Once the robot has completed its operations on a particular rack, the robot is withdrawn into the elevator and lowered to its base. The hydraulic lift then lowers the support columns to their resting position and the pneumatic pistons are depressurized, thus unlocking the rack that was previously locked. A microprocessor-based controller controls the operations of the hydraulic lift, pneumatic pistons, elevator and robot.
In a second aspect of the invention, a microplate transport for moving microplates between one workstation and another is provided. In a preferred embodiment, the transport includes a carriage which is driven along a pair of rails by a servo. The carriage is capable of carrying two microplates on a turntable. Driven by a second servo, the turntable may be turned to allow a microplate to be placed in or removed from either of two holders. Sensors, located beneath and at opposite ends of the rails, work in conjunction with the servos and a controller to stop the carriage at the correct position and to turn the turntable to the correct angular position for loading or unloading the microplates.
The microplate transport is operable in accordance with any of several methods to perform different tasks. In a first method, the transport is used to move microplates from one location, referred to as the home location, to another location, referred to as the away location, for processing and, subsequently, to return the processed microplates to the home location. This method begins with the loading of the carriage with a single microplate at the home location. The carriage is driven to the away location, and the microplate is removed for processing. The carriage returns to the home location and is loaded with another microplate. The carriage is driven again to the away location and arrives with its microplate in the inboard side and an open slot in the outboard side. A microplate that was previously left for processing at the away location is now loaded into the outboard side. The turntable is turned 180xc2x0 and the microplate that was last loaded at the home location is removed. The carriage then returns to the home location and the cycle begins again.

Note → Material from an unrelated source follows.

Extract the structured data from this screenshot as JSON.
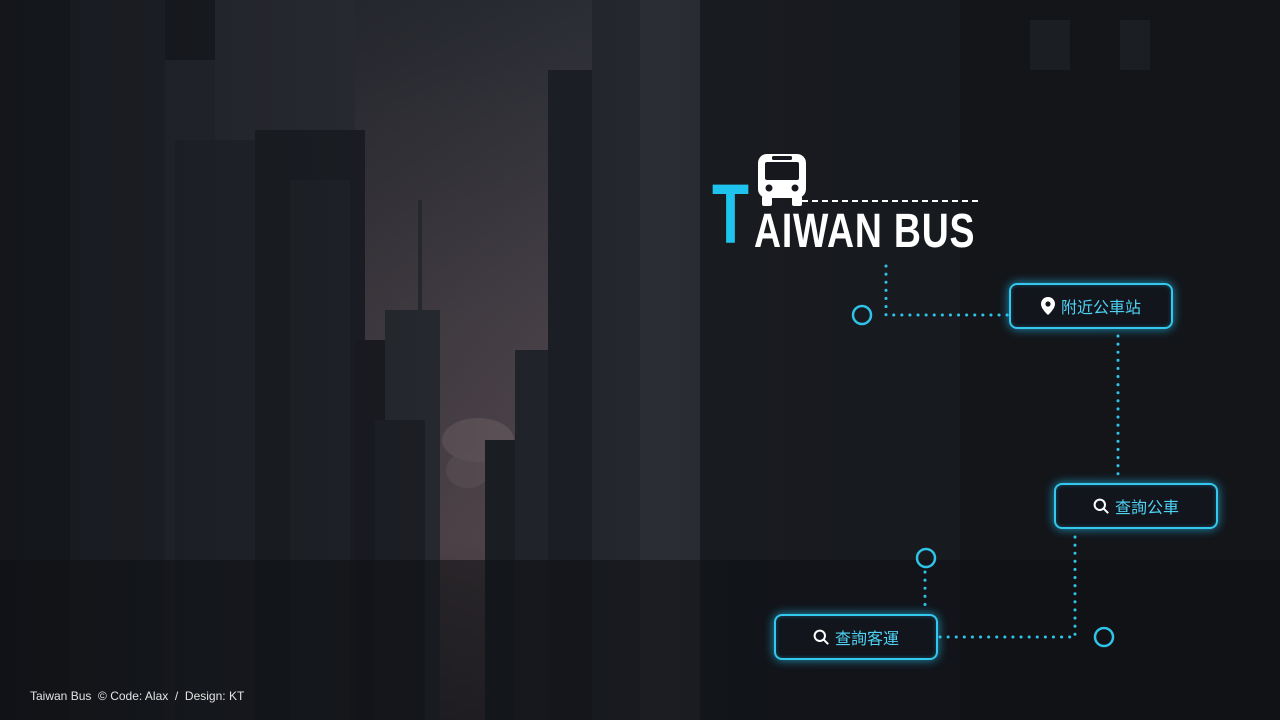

In accordance with a second method of operation, the microplate transport is used to move microplates from the home location to the away location without returning them. The transport may be used to move one or two microplates per trip.
In accordance with a third method of operation, the microplate transport is used to move a microplate from the home location to the away location, wait for a pipetting function to be performed, then return the microplate to the home location. At the away location, the turntable may be turned to bring the microplate in closer proximity to the pipettor.
In a third aspect of the present invention, a microplate conveyor for moving microplates bi-directionally between, for example, the above-described storage and retrieval system and a workstation or between two workstations is provided. The conveyor, which is typically housed within the interior of the storage and retrieval system or workstation, is laterally extendable such that it may span a distance between two adjacent cabinets. A distance on the order of several inches or more may be spanned. The conveyor employs a fixed length, endless loop drive belt which is wound, in part, around tensioning elements that are capable of moving laterally as the conveyor is extended or retracted. The tensioning elements act to take up slack in the drive belt when the conveyor is retracted and to dispense slack when the conveyor is extended. A microplate holder which rides on the drive belt is capable of carrying up to four microplates at a time and may be loaded or unloaded by robotic equipment.